REPUBLIKA.CO.ID, DUBAI -- Ibu Kota Uni Emirat Arab Dubai dilanda banjir besar usai curah hujan tinggi melanda Selasa (16/4/2024) lalu. Banjir parah melumpuhkan aktivitas di mana sekolah-sekolah ditutup, penerbangan ditangguhkan dan masyarakatnya bekerja dari rumah.
Kantor berita Pemerintah UEA, WAM melaporkan curah hujan lebih dari 14 cm (5,6 inci) membasahi Dubai. Ini menjadi curah hujan terberat sejak pencatatan dimulai pada tahun 1949 di negara tersebut.
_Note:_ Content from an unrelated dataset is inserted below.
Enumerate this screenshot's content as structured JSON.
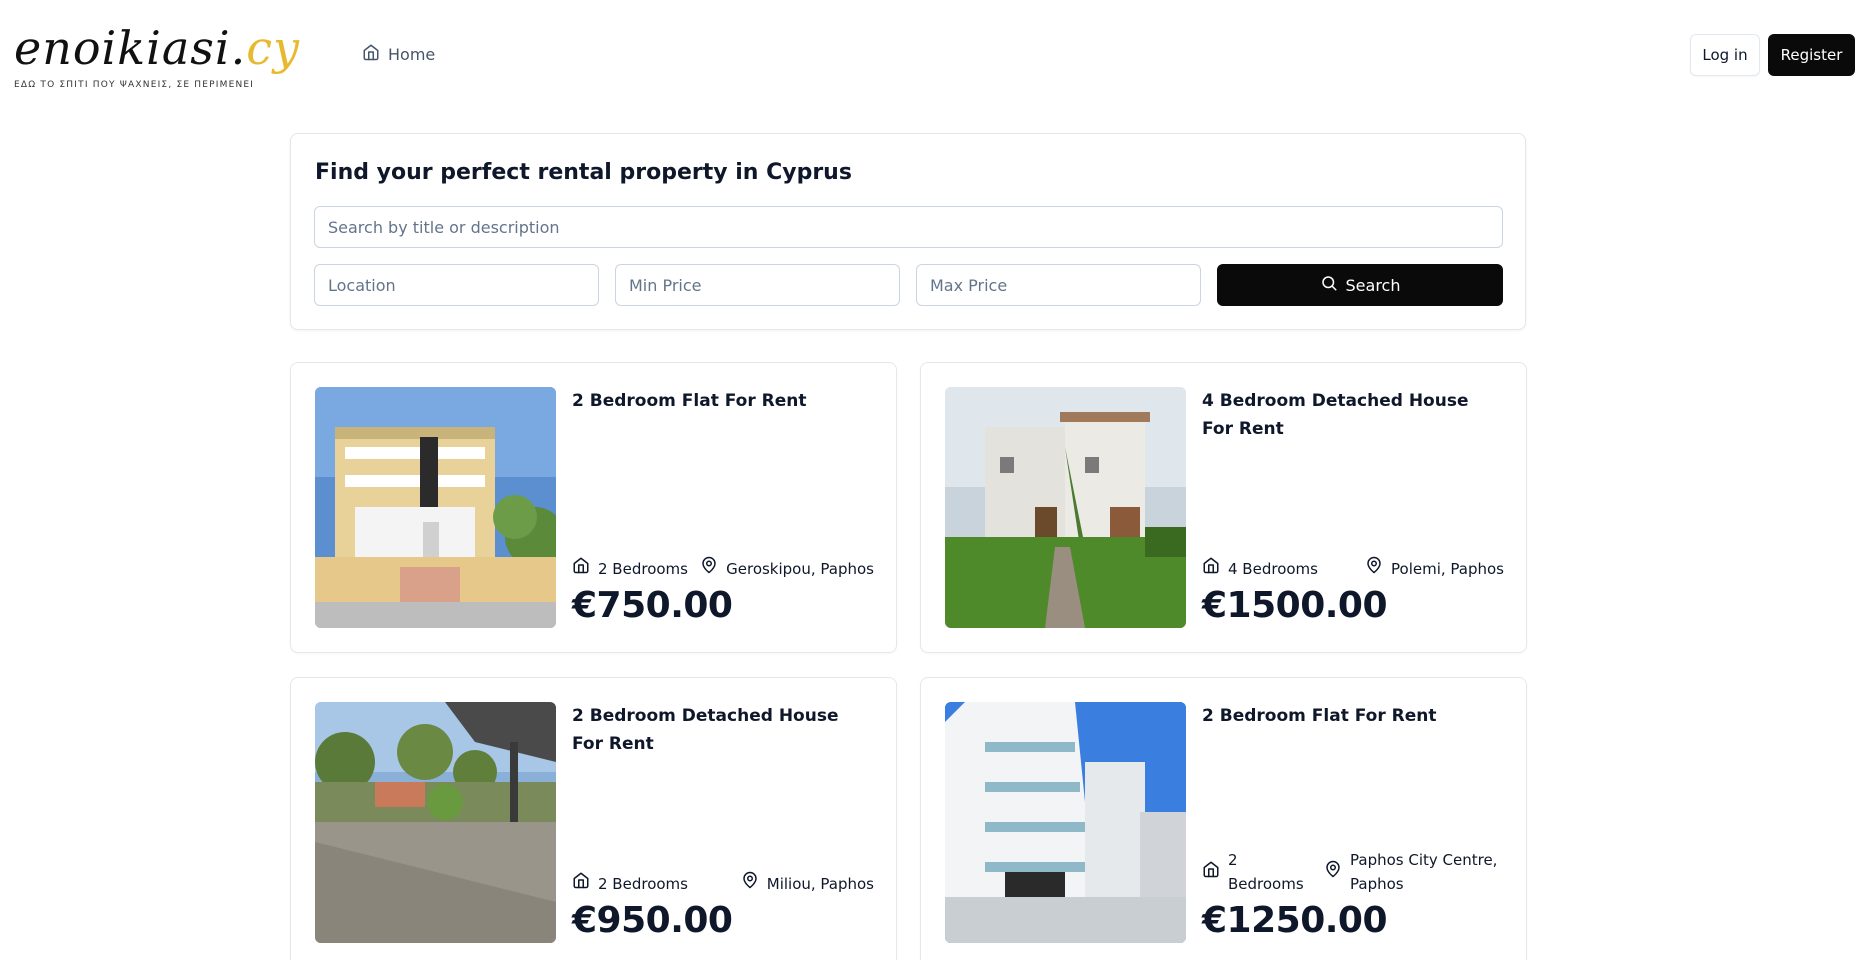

Beberapa orang menilai hujan lebat yang terjadi disebabkan oleh praktik yang dilakukan manusia yang dikenal sebagai penyemaian awan atau cloud seeding. Cloud seeding merupakan metode penciptaan awan dengan menambahkan zat pengikat seperti garam ke atmosfer. Ini akan membentuk awan baru yang dapat menurunkan hujan.
UEA, yang terletak di salah satu wilayah terpanas dan terkering di Bumi, telah memimpin upaya untuk menciptakan awan seperti itu demi meningkatkan curah hujan. Setelah hujan lebat, beberapa laporan mengutip ahli meteorologi di Pusat Meteorologi Nasional mengatakan mereka melakukan enam atau tujuh penerbangan penyemaian awan sebelum hujan turun.
Data pelacakan penerbangan menunjukkan bahwa satu pesawat yang terkait dengan upaya penyemaian awan UEA terbang keliling negara itu Ahad pekan lalu. Namun, badan meteorologi mengatakan kepada kantor berita Reuters bahwa tidak ada kegiatan seperti itu sebelum badai terjadi.
Sejumlah ahli mengatakan kecil kemungkinan hujan lebat disebabkan oleh penyemaian awan. Produser cuaca Sky News, Chris England juga meragukan penyemaian awan berkontribusi terhadap hujan lebat di Dubai. Sebab, bukti-bukti yang ada masih sedikit.
"Beberapa penelitian mengindikasikan perubahan iklim akan menyebabkan peningkatan curah hujan di wilayah tersebut," ujarnya dikutip laman Sky News, Kamis (18/4/2024).
Dosen senior ilmu iklim di Imperial College London, Friederike Otto juga menilai tidak ada hubungannya penyemaian awan dengan penyebab curah hujan tinggi. Penyemaian awan, kata dia, tidak dapat menciptakan awan dari ketiadaan. Hal ini mendorong air yang sudah ada di langit mengembun lebih cepat dan menjatuhkan air di tempat-tempat tertentu. Jadi pertama-tama, yang dibutuhkan adalah kelembaban.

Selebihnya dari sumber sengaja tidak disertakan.